= Clifford S. Gardner =

American mathematician

Clifford Spear Gardner (January 14, 1924 – September 25, 2013) was an American mathematician specializing in applied mathematics.

==Career==
Gardner studied at Phillips Academy and Harvard, where he earned his baccalaureate in 1944. In 1953 he earned a PhD from New York University, under the supervision of Fritz John. Thereafter he worked at NASA in Langley Field, the Courant Institute of Mathematical Sciences of NYU, Lawrence Livermore National Laboratory and the Princeton Plasma Physics Laboratory. He was a mathematics professor at the University of Texas at Austin from 1967 to 1990, when he retired as professor emeritus.

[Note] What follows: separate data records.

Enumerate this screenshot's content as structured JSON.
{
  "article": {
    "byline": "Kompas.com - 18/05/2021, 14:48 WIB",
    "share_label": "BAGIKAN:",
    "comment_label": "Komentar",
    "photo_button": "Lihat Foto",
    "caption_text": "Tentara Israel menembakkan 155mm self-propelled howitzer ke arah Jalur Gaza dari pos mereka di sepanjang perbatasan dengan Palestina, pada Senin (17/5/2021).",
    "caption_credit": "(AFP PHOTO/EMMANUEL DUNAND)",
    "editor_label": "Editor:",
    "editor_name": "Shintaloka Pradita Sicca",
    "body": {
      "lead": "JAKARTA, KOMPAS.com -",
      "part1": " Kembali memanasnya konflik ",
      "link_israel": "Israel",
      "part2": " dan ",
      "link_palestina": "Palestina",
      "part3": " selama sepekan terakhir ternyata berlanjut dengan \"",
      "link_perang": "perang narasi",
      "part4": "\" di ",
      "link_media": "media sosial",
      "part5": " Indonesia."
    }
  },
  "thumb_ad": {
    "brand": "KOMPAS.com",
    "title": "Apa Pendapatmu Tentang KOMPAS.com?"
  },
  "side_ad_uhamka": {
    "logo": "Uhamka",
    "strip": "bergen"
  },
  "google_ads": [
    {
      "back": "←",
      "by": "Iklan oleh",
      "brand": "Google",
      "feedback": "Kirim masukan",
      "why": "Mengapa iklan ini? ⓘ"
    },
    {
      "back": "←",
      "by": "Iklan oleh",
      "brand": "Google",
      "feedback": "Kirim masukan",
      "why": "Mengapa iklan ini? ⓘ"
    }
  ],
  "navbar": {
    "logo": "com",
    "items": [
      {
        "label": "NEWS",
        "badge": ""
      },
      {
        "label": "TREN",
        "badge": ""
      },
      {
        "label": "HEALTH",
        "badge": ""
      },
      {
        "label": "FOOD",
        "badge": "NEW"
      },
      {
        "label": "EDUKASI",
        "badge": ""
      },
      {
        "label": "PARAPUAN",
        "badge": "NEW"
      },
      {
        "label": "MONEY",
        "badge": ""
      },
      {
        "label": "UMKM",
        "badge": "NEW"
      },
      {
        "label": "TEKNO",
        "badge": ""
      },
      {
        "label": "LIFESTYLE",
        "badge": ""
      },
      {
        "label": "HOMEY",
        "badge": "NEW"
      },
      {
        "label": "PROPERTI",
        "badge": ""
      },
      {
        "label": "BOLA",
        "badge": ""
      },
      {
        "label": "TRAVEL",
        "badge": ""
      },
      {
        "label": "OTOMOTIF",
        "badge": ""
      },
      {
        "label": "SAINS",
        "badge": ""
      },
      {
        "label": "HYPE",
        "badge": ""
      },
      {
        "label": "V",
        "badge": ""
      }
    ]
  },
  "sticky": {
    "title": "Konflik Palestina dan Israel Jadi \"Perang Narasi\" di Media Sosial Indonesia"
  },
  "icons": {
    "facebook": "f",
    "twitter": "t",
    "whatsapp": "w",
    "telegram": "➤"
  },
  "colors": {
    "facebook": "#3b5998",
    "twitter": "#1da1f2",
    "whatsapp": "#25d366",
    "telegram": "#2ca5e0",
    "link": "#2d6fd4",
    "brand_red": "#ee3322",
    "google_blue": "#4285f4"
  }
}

In 1985 he won the Norbert Wiener Prize for his contributions to supersonic aerodynamics and plasma physics. In 2006 he received with Martin Kruskal, Robert M. Miura, and John M. Greene the Leroy P. Steele Prize for their work on the inverse scattering transformation method for the solution of nonlinear differential equations (special soliton modeling equations similar to the Korteweg–De Vries equation). They developed a systematic approach to solving many nonlinear partial differential equations in a way similar to Fourier analysis for linear PDEs.

Gardner died September 25, 2013, in Austin, Texas.